Tippets: Salmon DNA, Recovery on the Elwha, Greenback Cutthroat Fish Facts, Return of Atlantic Salmon, Saving Sturgeon
- New research from Oregon State University and the Oregon Department of Fisheries and Wildlife offers genetic evidence that hatchery fish are quick to change at the DNA level. The study was recently published in Nature Communications. “The genetic changes are substantial and rapid, the study found. It’s literally a process of evolution at work, but in this case it does not take multiple generations or long periods of time.” Via Oregon State University.
- After the world’s largest dam removal to date, scientists remain surprised at the speed of environmental restoration on the Elwha River. “The hum of the generators is replaced by the river singing in full voice,” writes Lynda V. Mapes, “shrugging off a century of confinement like it never happened. Nature’s resurgence is visible everywhere.” Via The Seattle Times.
- In a recent post Phil Monahan details the complicated history of Colorado’s greenback cutthroat trout. “Although the greenback cutthroat trout Oncorhynchus clarki stomias has been the focus of conservation efforts for more than half a century […] genetic research over the last decade has produced some blockbuster findings that threw all previous work into question.” Read more via Orvis.

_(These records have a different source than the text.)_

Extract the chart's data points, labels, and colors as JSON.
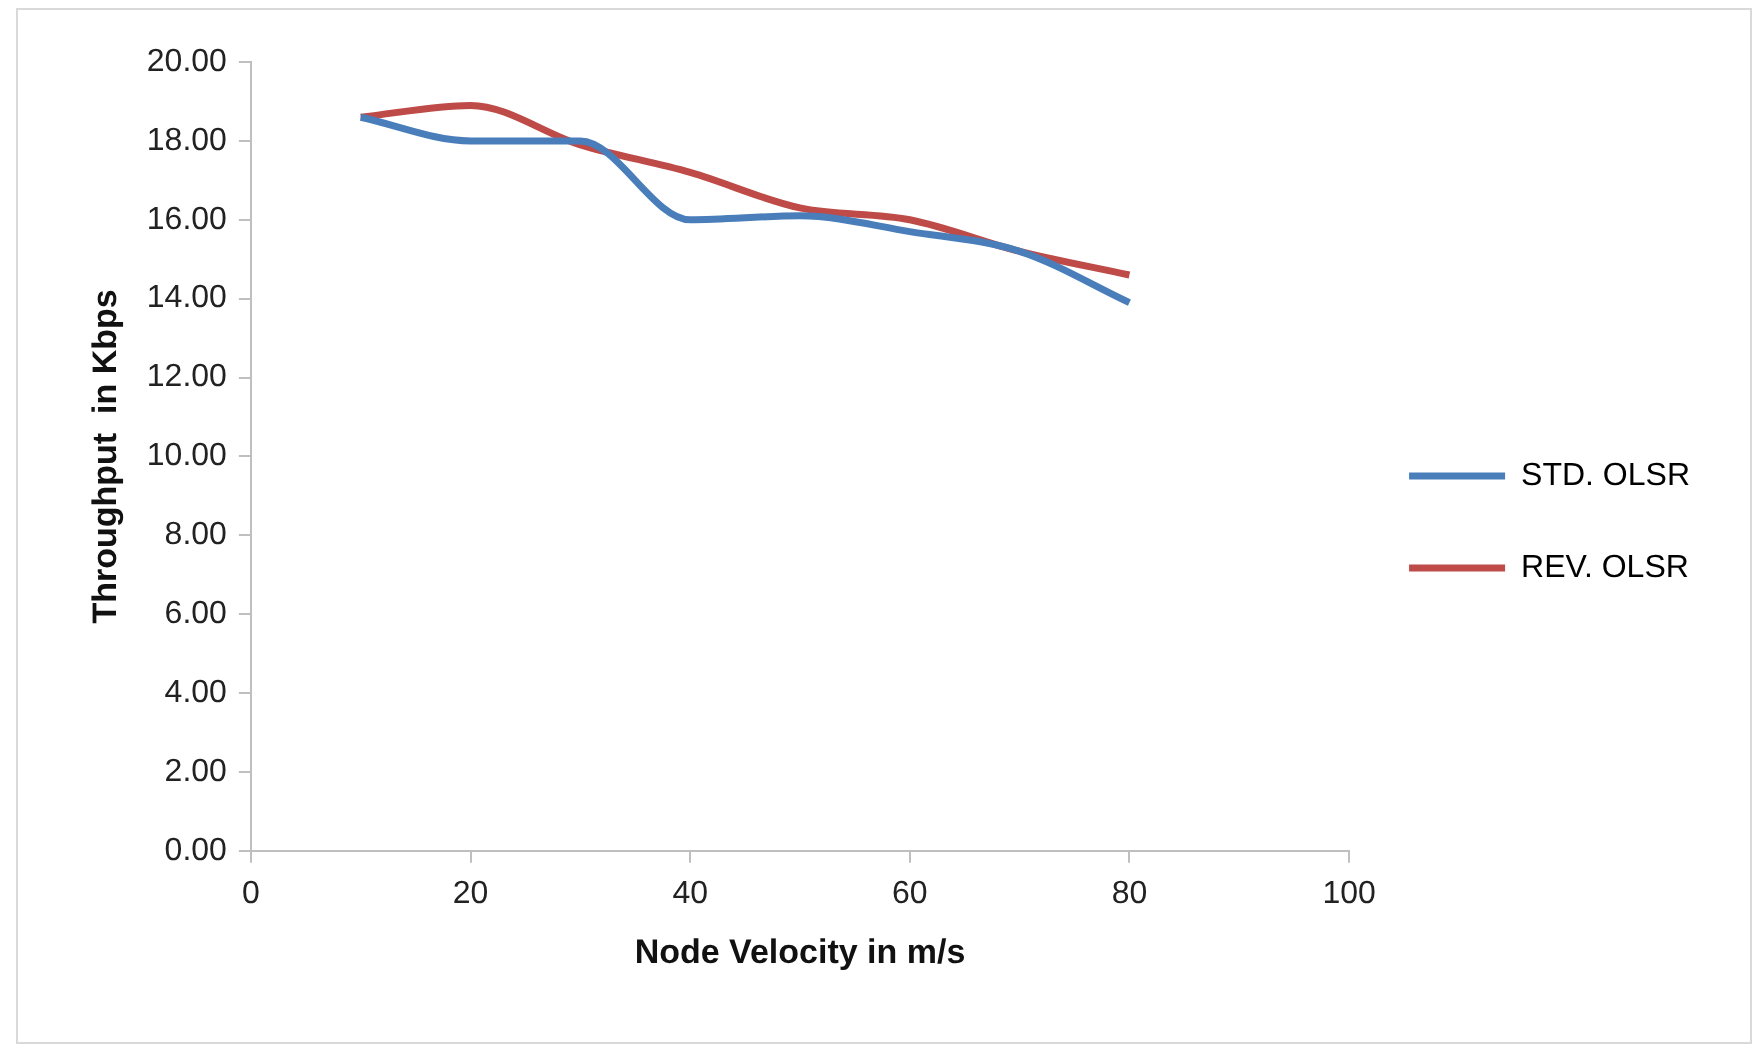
{
  "chart_data": {
    "type": "line",
    "xlabel": "Node Velocity in m/s",
    "ylabel": "Throughput  in Kbps",
    "x": [
      10,
      20,
      30,
      40,
      50,
      60,
      70,
      80
    ],
    "series": [
      {
        "name": "STD. OLSR",
        "color": "#4a7ebb",
        "values": [
          18.6,
          18.0,
          18.0,
          16.0,
          16.1,
          15.7,
          15.2,
          13.9
        ]
      },
      {
        "name": "REV. OLSR",
        "color": "#be4b48",
        "values": [
          18.6,
          18.9,
          17.9,
          17.2,
          16.3,
          16.0,
          15.2,
          14.6
        ]
      }
    ],
    "xlim": [
      0,
      100
    ],
    "xticks": [
      0,
      20,
      40,
      60,
      80,
      100
    ],
    "ylim": [
      0,
      20
    ],
    "yticks": [
      {
        "value": 0,
        "label": "0.00"
      },
      {
        "value": 2,
        "label": "2.00"
      },
      {
        "value": 4,
        "label": "4.00"
      },
      {
        "value": 6,
        "label": "6.00"
      },
      {
        "value": 8,
        "label": "8.00"
      },
      {
        "value": 10,
        "label": "10.00"
      },
      {
        "value": 12,
        "label": "12.00"
      },
      {
        "value": 14,
        "label": "14.00"
      },
      {
        "value": 16,
        "label": "16.00"
      },
      {
        "value": 18,
        "label": "18.00"
      },
      {
        "value": 20,
        "label": "20.00"
      }
    ],
    "grid": false,
    "legend": "right",
    "marker": "none",
    "line_style": "solid"
  }
}
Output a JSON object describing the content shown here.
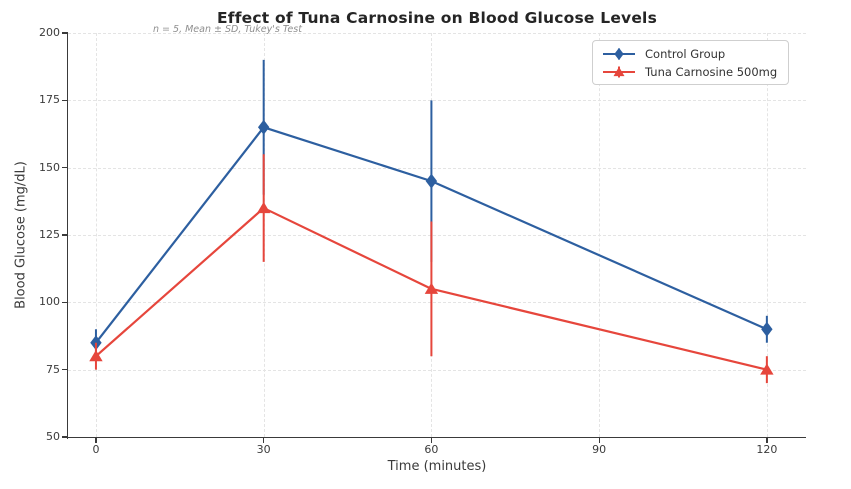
{
  "chart_data": {
    "type": "line",
    "title": "Effect of Tuna Carnosine on Blood Glucose Levels",
    "subtitle": "n = 5, Mean ± SD, Tukey's Test",
    "xlabel": "Time (minutes)",
    "ylabel": "Blood Glucose (mg/dL)",
    "x": [
      0,
      30,
      60,
      120
    ],
    "series": [
      {
        "name": "Control Group",
        "color": "#2d5fa0",
        "marker": "diamond",
        "values": [
          85,
          165,
          145,
          90
        ],
        "sd": [
          5,
          25,
          30,
          5
        ]
      },
      {
        "name": "Tuna Carnosine 500mg",
        "color": "#e6463c",
        "marker": "triangle",
        "values": [
          80,
          135,
          105,
          75
        ],
        "sd": [
          5,
          20,
          25,
          5
        ]
      }
    ],
    "error_bars": "mean ± SD, vertical lines without caps",
    "xlim": [
      -5,
      127
    ],
    "ylim": [
      50,
      200
    ],
    "xticks": [
      0,
      30,
      60,
      90,
      120
    ],
    "yticks": [
      50,
      75,
      100,
      125,
      150,
      175,
      200
    ],
    "grid": true,
    "grid_style": "dashed",
    "legend_position": "upper right"
  },
  "colors": {
    "control_series": "#2d5fa0",
    "treatment_series": "#e6463c",
    "grid": "#e4e4e4",
    "spine": "#3a3a3a",
    "title_text": "#252525",
    "label_text": "#3b3b3b",
    "subtitle_text": "#8f8f8f",
    "legend_border": "#cfcfcf",
    "background": "#ffffff"
  }
}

- Thanks to a restoration program started in the 1960s, for the first time since the Revolutionary War wild Atlantic salmon have been found spawning in the Connecticut River.
- After their population was overfished and hurt by dams, lake sturgeon are making a strong comeback thanks to the work of many groups around the Great Lakes. “All who feel a sense of hopelessness about humanity’s future and the future of the natural world” writes Ted Williams, “need to contrast what we used to do to lake sturgeon with what we’re doing for them now.” Via Cool Green Science, The Nature Conservancy.